How can I search for posts? Well, the short answer is that you can't. The only API available is the hashtag search endpointwhich only lets you search up "30 unique hashtags on behalf of an Instagram Business or Creator Account within a rolling, 7 day period."

So to reiterate, you need a business or creator account to hit up this endpoint. Getting one of those accounts is even more of a pain, because you need to first make a valid API request through curl (good luck doing that when all endpoints require a fucking business account). You then need to verify that you're a business, send tax information through some form and honestly it's as far as I'm willing to look to get access to the world's shittiest API. Even once you have this fucking business account, you need an app token, which requires you to send Facebook an app prototype that uses their API. A human will then review your app and ask for adjustments indefinitely. This is barely even scratching the surface, the requirements are fucking INSANE, what kind of crack do they sell down Hacker Way?
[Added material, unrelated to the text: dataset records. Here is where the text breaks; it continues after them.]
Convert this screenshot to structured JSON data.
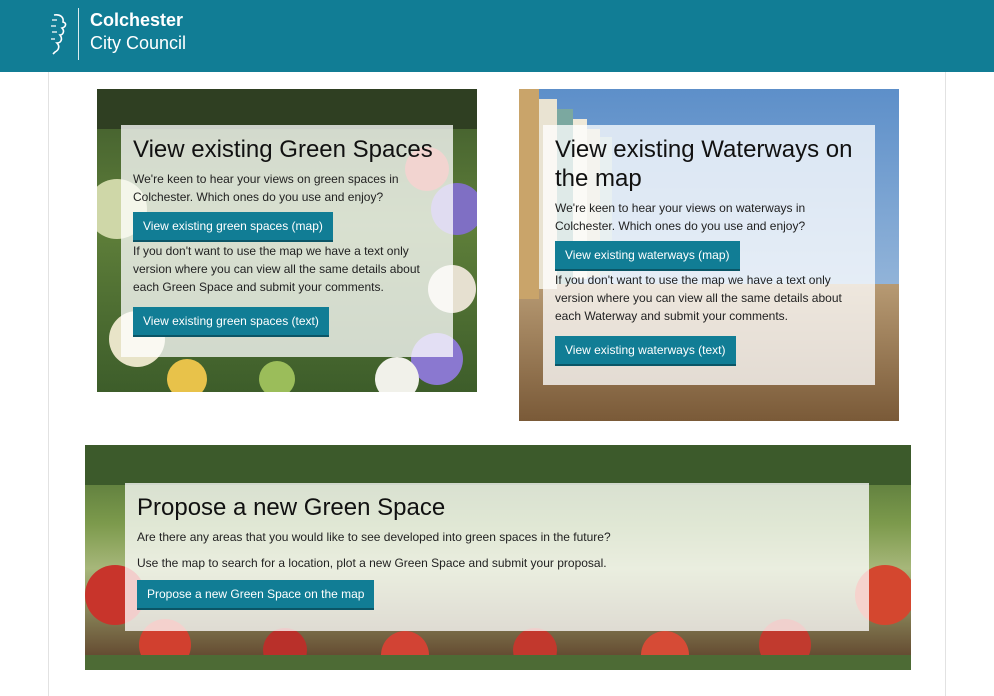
{
  "header": {
    "logo_line1": "Colchester",
    "logo_line2": "City Council",
    "brand_color": "#117d95"
  },
  "cards": {
    "green": {
      "title": "View existing Green Spaces",
      "intro": "We're keen to hear your views on green spaces in Colchester. Which ones do you use and enjoy?",
      "map_button": "View existing green spaces (map)",
      "text_note": "If you don't want to use the map we have a text only version where you can view all the same details about each Green Space and submit your comments.",
      "text_button": "View existing green spaces (text)"
    },
    "water": {
      "title": "View existing Waterways on the map",
      "intro": "We're keen to hear your views on waterways in Colchester. Which ones do you use and enjoy?",
      "map_button": "View existing waterways (map)",
      "text_note": "If you don't want to use the map we have a text only version where you can view all the same details about each Waterway and submit your comments.",
      "text_button": "View existing waterways (text)"
    },
    "propose": {
      "title": "Propose a new Green Space",
      "question": "Are there any areas that you would like to see developed into green spaces in the future?",
      "instruction": "Use the map to search for a location, plot a new Green Space and submit your proposal.",
      "button": "Propose a new Green Space on the map"
    }
  }
}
>Oh but hurr I just want to embed post data in my program

If you want to get an user's posts, again, you can't really do that. The only way to get any sort of data is to have the owner of an Instagram account allow your app, which will then allow you to scrape that user's posts. Alternatively, there's the oEmbed API, but again, that requires an app review which I won't bother with.

So.. How can I scrape shit?

There are methods available, but they all have caveats. First, you need to understand that Instagram blocks all non-residential IPs, and even then, it only lets you view a very small threshold of posts/profiles before it blocks you. When scraping the main endpoints (like instagram.com/profile), it's advisable to be logged in.

Instagram frontends

Bibliogram used to be a frontend for Instagram, but even when it was maintained it always was regarded as a piece of shit. It would only let you see a limited amount of posts, and every user had a really small ratelimit. It was an all-around shitty experience. Personally, I'm glad it died off.

On the other hand, you've got frontends like https://imginn.com/ and https://www.pixnoy.com. They work, and they support searching profiles. They're all behind Cloudflare though, so it might be harder to scrape shit from those places. Besides, you shouldn't really scrape anything from these shitholes as they can be quite unreliable themselves. If you search up "instagram view profile no login" or "instagram story viewer", you'll be able to find a plethora of other sites that let you hit up the site, although most of them won't support searching for profiles.

gallery-dl

Gallery-DL lets you scrape IG posts. To bypass the initial page view threshold, you can supply cookies to your gallery-dl process.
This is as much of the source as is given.